Universities and colleges such as Colorado Mountain College in Edwards could be subject to new rules of indirect source.
Dia, on the other hand, undertakes sustainability initiatives, but does not have a ton of funding available to follow the figures and destinations for vehicle traffic or invest massively in electric vehicle chargers, said Lisa Nguyen, director of airport transport, principal.
Afraid that an excessive regulation of emissions affect business
And the colleges are faced with the prospect of implementing new expensive programs thanks to this plan when they find it difficult to maintain existing funding during a budget deficit, said Glenn Adams, director of environmental health and security at the University of Northern Colorado.

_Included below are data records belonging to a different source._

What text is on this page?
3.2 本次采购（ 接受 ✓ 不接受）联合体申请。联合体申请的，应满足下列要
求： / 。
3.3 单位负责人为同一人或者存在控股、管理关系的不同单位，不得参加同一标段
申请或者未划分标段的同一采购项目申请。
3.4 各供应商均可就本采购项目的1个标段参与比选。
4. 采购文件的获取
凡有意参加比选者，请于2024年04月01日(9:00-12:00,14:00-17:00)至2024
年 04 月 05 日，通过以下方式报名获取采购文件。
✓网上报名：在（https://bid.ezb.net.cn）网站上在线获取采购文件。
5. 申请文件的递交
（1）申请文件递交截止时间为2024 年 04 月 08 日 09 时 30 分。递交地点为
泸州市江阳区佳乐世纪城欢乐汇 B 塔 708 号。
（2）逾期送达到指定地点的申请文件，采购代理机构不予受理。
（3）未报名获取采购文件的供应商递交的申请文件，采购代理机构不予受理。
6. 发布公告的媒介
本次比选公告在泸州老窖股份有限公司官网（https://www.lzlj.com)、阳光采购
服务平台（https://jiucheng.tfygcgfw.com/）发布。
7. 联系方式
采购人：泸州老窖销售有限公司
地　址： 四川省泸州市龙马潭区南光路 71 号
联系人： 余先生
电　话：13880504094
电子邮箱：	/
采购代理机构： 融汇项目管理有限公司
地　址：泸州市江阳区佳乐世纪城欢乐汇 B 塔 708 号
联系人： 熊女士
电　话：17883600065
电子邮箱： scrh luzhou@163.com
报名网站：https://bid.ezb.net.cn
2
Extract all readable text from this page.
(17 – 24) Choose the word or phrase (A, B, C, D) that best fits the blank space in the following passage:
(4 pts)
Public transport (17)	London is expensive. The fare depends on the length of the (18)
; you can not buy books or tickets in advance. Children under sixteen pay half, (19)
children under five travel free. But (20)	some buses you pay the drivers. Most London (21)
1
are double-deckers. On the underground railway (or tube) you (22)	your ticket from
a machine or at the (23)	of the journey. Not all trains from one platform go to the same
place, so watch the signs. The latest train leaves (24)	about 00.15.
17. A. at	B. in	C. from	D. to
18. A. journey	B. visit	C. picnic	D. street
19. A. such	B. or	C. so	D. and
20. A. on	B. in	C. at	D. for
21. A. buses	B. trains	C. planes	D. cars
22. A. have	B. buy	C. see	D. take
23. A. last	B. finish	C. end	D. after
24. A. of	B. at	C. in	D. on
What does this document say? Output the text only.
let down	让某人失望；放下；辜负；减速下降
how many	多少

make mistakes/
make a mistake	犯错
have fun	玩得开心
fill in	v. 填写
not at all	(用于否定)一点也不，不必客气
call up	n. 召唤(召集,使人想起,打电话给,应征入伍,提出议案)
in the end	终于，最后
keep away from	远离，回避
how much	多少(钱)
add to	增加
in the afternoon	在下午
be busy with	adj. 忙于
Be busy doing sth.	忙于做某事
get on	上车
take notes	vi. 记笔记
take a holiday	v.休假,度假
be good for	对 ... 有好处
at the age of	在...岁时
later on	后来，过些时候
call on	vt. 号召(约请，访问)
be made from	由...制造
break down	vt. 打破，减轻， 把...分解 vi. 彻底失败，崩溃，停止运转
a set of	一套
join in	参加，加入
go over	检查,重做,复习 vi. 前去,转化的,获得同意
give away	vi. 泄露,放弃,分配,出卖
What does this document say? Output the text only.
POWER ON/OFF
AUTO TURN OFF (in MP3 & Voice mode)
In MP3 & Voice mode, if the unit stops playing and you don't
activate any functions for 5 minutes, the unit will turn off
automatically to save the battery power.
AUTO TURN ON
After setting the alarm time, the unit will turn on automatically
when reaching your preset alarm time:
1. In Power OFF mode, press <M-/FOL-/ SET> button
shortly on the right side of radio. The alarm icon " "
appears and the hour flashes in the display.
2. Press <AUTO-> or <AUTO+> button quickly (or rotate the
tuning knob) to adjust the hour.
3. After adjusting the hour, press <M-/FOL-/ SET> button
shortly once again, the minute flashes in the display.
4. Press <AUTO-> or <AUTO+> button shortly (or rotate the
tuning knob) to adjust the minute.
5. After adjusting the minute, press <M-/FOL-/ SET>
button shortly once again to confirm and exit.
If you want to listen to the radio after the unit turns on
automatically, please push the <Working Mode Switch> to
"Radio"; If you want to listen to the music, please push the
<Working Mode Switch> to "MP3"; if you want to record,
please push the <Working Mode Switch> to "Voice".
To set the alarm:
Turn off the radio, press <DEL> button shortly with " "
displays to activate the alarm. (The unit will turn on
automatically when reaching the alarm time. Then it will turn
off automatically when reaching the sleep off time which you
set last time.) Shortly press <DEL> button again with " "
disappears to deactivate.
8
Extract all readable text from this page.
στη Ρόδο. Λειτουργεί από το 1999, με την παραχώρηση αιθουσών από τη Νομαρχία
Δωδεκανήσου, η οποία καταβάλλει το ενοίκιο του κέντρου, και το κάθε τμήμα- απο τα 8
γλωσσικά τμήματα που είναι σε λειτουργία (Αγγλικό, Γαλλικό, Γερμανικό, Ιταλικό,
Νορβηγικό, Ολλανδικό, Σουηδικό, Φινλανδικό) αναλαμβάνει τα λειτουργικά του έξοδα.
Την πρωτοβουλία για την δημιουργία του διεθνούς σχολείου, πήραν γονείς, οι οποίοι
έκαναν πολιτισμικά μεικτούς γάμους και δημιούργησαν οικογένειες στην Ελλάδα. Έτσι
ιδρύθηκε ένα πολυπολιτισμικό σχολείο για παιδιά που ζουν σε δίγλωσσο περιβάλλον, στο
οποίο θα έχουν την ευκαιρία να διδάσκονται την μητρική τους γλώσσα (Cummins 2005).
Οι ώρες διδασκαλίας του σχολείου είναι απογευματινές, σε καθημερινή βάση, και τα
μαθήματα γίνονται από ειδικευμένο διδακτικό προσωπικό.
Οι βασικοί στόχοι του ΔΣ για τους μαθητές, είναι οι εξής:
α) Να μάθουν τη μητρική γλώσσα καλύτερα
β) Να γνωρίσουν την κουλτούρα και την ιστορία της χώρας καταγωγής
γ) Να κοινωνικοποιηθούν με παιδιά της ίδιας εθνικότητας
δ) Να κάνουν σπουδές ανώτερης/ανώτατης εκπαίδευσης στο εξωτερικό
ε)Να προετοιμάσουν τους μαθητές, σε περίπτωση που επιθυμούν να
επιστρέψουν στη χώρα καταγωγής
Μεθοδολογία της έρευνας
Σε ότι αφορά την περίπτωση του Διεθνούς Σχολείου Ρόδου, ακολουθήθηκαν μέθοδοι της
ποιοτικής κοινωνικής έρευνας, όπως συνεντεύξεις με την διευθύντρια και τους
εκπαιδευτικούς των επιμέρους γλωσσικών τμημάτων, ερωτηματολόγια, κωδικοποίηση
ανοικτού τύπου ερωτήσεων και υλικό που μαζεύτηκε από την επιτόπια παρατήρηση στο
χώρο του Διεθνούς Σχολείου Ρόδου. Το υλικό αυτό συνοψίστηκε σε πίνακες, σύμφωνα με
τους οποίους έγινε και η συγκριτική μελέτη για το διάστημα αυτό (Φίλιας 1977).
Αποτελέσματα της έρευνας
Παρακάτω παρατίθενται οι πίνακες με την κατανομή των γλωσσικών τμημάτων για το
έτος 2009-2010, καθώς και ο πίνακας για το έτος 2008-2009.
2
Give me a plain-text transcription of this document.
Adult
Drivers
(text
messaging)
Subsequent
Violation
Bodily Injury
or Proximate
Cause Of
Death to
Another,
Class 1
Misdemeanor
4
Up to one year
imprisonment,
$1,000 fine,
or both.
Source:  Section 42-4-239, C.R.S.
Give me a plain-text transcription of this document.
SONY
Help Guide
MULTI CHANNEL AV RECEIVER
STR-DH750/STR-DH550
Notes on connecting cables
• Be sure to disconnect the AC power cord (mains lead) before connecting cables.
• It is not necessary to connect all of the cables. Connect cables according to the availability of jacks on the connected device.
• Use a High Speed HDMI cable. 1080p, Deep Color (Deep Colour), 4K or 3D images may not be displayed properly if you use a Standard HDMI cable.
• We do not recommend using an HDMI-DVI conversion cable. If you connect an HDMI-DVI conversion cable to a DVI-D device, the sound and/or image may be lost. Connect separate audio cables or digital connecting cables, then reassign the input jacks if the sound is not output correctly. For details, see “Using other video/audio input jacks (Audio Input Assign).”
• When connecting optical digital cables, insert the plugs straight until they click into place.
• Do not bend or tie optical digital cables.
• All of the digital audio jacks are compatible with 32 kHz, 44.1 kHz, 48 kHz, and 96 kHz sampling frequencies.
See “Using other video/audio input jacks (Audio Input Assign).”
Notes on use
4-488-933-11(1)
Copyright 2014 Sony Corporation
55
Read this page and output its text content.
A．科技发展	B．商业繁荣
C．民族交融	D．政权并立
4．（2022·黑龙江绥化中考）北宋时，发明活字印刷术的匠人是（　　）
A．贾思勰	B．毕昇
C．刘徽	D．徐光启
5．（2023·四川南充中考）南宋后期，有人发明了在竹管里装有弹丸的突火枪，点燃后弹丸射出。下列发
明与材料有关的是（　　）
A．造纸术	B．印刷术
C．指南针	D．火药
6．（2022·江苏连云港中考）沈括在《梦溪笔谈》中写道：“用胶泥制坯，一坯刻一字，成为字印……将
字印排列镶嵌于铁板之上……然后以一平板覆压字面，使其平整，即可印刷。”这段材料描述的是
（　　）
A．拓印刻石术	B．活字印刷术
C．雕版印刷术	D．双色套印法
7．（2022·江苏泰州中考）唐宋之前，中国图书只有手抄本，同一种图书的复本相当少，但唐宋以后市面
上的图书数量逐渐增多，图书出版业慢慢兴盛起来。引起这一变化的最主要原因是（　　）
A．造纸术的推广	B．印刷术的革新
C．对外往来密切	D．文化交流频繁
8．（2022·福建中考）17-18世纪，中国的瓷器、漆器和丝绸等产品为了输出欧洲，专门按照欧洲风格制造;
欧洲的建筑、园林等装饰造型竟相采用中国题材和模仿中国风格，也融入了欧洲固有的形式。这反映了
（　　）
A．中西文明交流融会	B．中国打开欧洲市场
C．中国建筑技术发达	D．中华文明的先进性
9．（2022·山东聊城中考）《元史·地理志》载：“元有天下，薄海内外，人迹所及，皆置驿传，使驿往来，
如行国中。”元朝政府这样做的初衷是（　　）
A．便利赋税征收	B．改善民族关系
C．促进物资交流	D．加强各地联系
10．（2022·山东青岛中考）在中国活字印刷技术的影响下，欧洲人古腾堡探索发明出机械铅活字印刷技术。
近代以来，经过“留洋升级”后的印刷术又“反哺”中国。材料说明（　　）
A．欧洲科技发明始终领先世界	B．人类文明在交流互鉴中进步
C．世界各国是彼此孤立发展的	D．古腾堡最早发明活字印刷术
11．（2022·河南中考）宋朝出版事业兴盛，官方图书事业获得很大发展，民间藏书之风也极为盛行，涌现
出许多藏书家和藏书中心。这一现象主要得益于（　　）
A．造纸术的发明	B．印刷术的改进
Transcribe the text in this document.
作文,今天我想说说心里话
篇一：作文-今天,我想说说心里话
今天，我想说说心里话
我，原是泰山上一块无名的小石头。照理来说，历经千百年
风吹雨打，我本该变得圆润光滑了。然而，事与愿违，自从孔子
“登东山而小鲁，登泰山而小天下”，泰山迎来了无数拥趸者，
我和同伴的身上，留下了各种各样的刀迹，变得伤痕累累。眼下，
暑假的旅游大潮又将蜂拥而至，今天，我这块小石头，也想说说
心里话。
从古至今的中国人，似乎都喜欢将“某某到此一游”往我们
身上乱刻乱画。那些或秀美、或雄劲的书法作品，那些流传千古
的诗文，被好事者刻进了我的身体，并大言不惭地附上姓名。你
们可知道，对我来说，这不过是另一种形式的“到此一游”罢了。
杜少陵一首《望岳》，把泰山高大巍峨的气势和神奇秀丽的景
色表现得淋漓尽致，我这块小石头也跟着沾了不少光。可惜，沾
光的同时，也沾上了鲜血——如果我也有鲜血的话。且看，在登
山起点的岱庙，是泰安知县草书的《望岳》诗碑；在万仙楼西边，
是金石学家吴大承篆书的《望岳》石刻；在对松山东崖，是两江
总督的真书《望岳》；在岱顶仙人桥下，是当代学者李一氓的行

In addition, he and others have said that new regulations could be duplicate for transportation management plans that most universities are implementing.
In the warehouse space, the existing plans in California as well as this proposal seem to suggest that compliance is looming in the installation of more electrical loading stations, said industry leaders. But these are expensive technologies that many trucking companies that frequent the warehouse areas would find it difficult to afford, even if the plan, as suggested, would limit regulations to areas of 10,000 square or more, which represents around 41% of the warehouses on the front.
“I do not want something to pass which is largely an advertisement for the Utah Chamber of Commerce or the Wyoming Chamber of Commerce,” said Colorado Retail Council, Chris Howes, whose members operate many warehouses. “I can just see the field:” So many regulations that Colorado are no longer a safe place to do business. »»
The next step for the RAQC will be to develop estimates of potential reductions in strategies menu emissions and to consider potential strategy elements and times, said Reumann-More.